Dark Messiah of Might and Magic

Dark Messiah of Might and Magic isn’t a game that’s particularly well known. There’s a very good chance you either haven’t heard of this title, or your memory of it has only popped into your head after having seen the title of this article. Developed by Arkane Studios and released in 2006 as a spin off to the Heroes of Might and Magic series, why is this title from my early teens worth mentioning?

A first-person singleplayer RPG, Dark Messiah was filled to the brim with high fantasy tropes. The story was pretty forgettable, and I admit I had to recheck a few plot details as I could only remember the basic points. You start the game as Sareth, an apprentice to the wizard Phenrig, who sends you on an initial mission to find a magical crystal and bring it to his associate in the city of Stonehelm. Before sending you on your trip to the city, your master decides to assist you by having a sorceress, named Xana, merge into your body and occupy your mind. The city is attacked on your arrival by an undead army which you manage to help fend off, and you are able to deliver the crystal to its intended recipient. Perhaps unsurprisingly, things go downhill, the associate of Phenrig is murdered in the night and the crytsal is stolen, Xana turns out to be some sort of demon resembling something akin to a succubus, and your father might just be some ancient demonic chap who wants to bust out of demon prison with your help and bring about the end of the world.

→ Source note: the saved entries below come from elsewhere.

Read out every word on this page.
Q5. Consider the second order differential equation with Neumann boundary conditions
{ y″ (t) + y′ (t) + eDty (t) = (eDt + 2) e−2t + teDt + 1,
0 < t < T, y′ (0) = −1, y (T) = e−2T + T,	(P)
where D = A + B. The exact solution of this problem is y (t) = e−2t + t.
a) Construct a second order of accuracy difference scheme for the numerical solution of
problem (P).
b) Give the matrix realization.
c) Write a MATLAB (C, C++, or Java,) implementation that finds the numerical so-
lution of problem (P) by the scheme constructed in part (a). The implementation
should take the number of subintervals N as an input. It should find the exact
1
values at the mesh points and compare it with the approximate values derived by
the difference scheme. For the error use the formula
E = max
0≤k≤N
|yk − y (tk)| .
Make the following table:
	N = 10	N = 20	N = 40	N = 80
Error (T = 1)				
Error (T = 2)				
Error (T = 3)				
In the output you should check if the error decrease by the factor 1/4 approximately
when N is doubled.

The story is serviceable, but pretty forgettable, as are most of the characters. The issue is you are rarely around anyone long enough to come to care them as a character, and pretty much nobody has a prior attachment to Sareth. The plot also suffers from following a vague prophecy, which along with being a go to fantasy plot point, makes the overarching end goal kind of ambiguous throughout the story. The writing is something akin to the efforts of a first time dungeon master trying to put together a Dungeons & Dragons campaign on short notice, and the voice acting, with a few exceptions is much the same. The game was graphically impressive for the time, and it does make some effort to vary the environments and enemy types a bit, which is nice. The overall reception on launch was mixed, and I remember the game being so glitchy when it first came out on PC that I had to enter something into the console just to stop the thing crashing within 30 seconds.

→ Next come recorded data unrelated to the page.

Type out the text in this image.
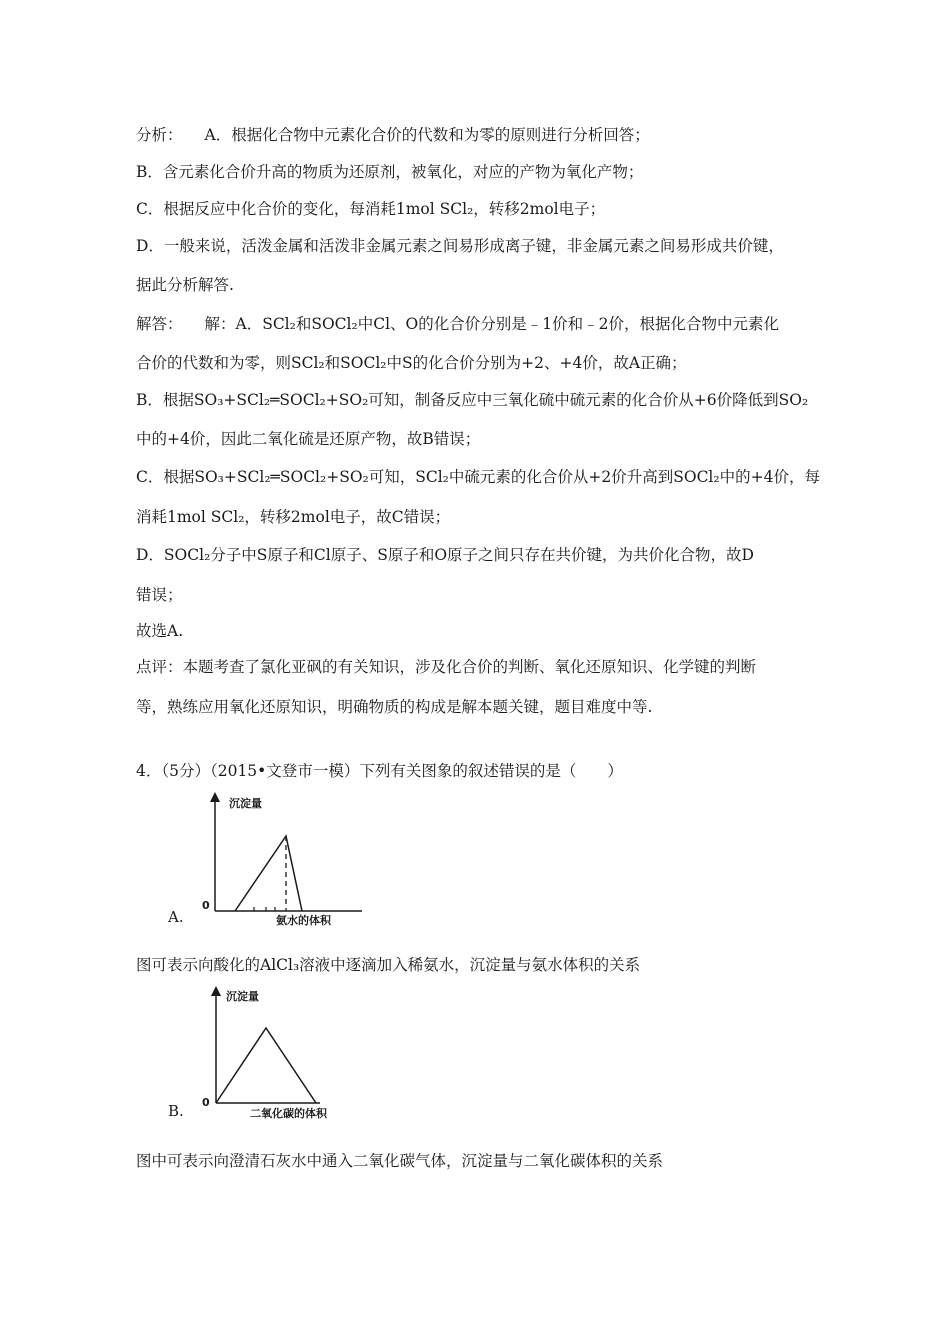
分析： A．根据化合物中元素化合价的代数和为零的原则进行分析回答；
B．含元素化合价升高的物质为还原剂，被氧化，对应的产物为氧化产物；
C．根据反应中化合价的变化，每消耗1mol SCl₂，转移2mol电子；
D．一般来说，活泼金属和活泼非金属元素之间易形成离子键，非金属元素之间易形成共价键，
据此分析解答.
解答： 解：A．SCl₂和SOCl₂中Cl、O的化合价分别是﹣1价和﹣2价，根据化合物中元素化
合价的代数和为零，则SCl₂和SOCl₂中S的化合价分别为+2、+4价，故A正确；
B．根据SO₃+SCl₂═SOCl₂+SO₂可知，制备反应中三氧化硫中硫元素的化合价从+6价降低到SO₂
中的+4价，因此二氧化硫是还原产物，故B错误；
C．根据SO₃+SCl₂═SOCl₂+SO₂可知，SCl₂中硫元素的化合价从+2价升高到SOCl₂中的+4价，每
消耗1mol SCl₂，转移2mol电子，故C错误；
D．SOCl₂分子中S原子和Cl原子、S原子和O原子之间只存在共价键，为共价化合物，故D
错误；
故选A.
点评：本题考查了氯化亚砜的有关知识，涉及化合价的判断、氧化还原知识、化学键的判断
等，熟练应用氧化还原知识，明确物质的构成是解本题关键，题目难度中等.
4．（5分）（2015•文登市一模）下列有关图象的叙述错误的是（　　）
沉淀量
0
氨水的体积
A.
图可表示向酸化的AlCl₃溶液中逐滴加入稀氨水，沉淀量与氨水体积的关系
沉淀量
0
二氧化碳的体积
B.
图中可表示向澄清石灰水中通入二氧化碳气体，沉淀量与二氧化碳体积的关系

So why am I writing an article about a barely remembered game from 15 years ago that had a generic fantasy story and was filled to the brim with glitches. One main reason:

Dark Messiah has the best combat system of any RPG i’ve ever played.

The game ran on Valve’s famous Source engine, and the combat was designed to utilise its physics capabilities. You could pick up objects and throw them to stagger enemies, kick them off ledges or into spike traps or cause a stack of heavy objects to collapse on them by shooting or slashing the supports out. Not only was this fun as all hell, but on the harder difficulties where enemies can take several weapon hits to take down, utilising your environment was key to gaining the upper hand. I remember one incident of being chased by 3 guards through a castle and dropping a chandelier on one’s head before kicking the other down the stone steps into his mate. They also added this aspect into the boss fights, which often required you to use some environment based effect to take down your large enemy.

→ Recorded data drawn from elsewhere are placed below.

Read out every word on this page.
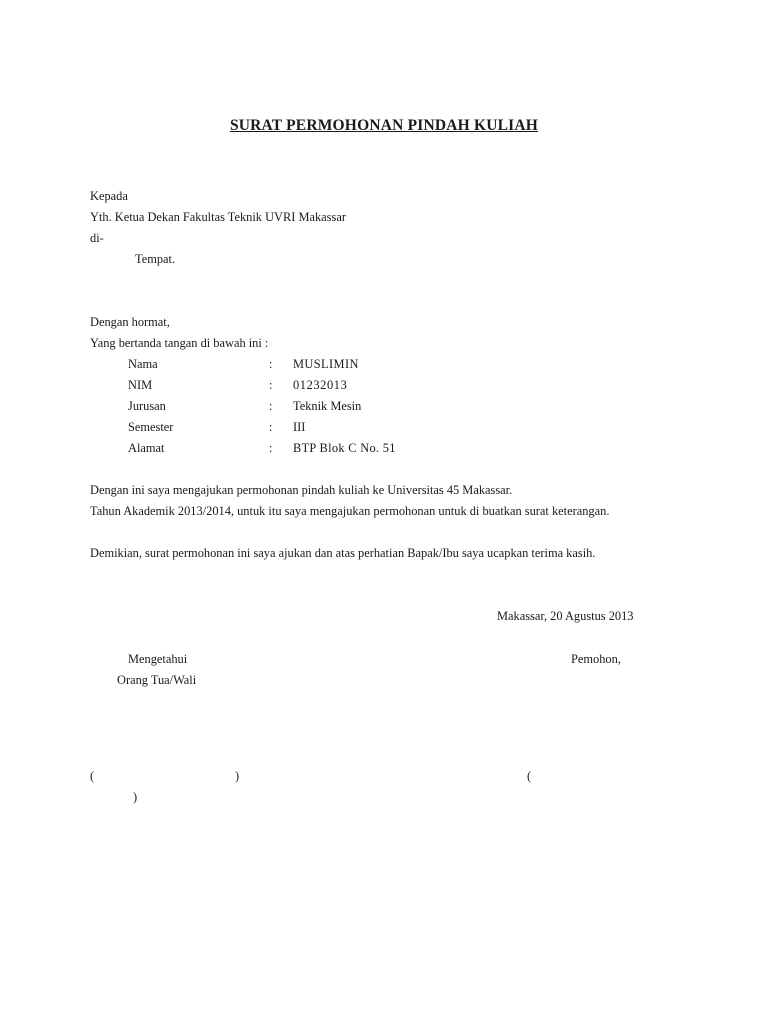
SURAT PERMOHONAN PINDAH KULIAH
Kepada
Yth. Ketua Dekan Fakultas Teknik UVRI Makassar
di-
Tempat.
Dengan hormat,
Yang bertanda tangan di bawah ini :
Nama	: MUSLIMIN
NIM	: 01232013
Jurusan	: Teknik Mesin
Semester	: III
Alamat	: BTP Blok C No. 51
Dengan ini saya mengajukan permohonan pindah kuliah ke Universitas 45 Makassar.
Tahun Akademik 2013/2014, untuk itu saya mengajukan permohonan untuk di buatkan surat keterangan.
Demikian, surat permohonan ini saya ajukan dan atas perhatian Bapak/Ibu saya ucapkan terima kasih.
Makassar, 20 Agustus 2013
Mengetahui
Orang Tua/Wali
Pemohon,
(	)	(
)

The character progression allowed for 3 main advancement trees; Combat, Magic or Miscellaneous, which also had benefits to stealth, allowing you to play an assassin type role. I usually went the warrior route, which gave me a bunch of cool sword manoeuvres. I could do a charge attack which stunned enemies, a jumping attack which results in a high damage vertical slash, and a whirlwind attack which does a massive 360 slash. You could also get adrenaline attacks, which were gruesome one hit KOs (to normal enemies) once you filled up your adrenaline bar. I didn’t put so much into magic, but some of the spells were pretty cool, and also utilised the physics engine, such as by placing frost traps on the ground or knocking enemies down with fireballs.

What’s interesting is that as well as being fun and fluid, the game’s combat feels very unique. As someone who has played a number of singleplayer RPGs, I never found one that really reminded me of Dark Messiah’s melee combat. Although it failed in a number of areas, and there seems to be no signs of a follow up title or remaster, it still holds a special place in my heart for every combat encounter being an absolute joy.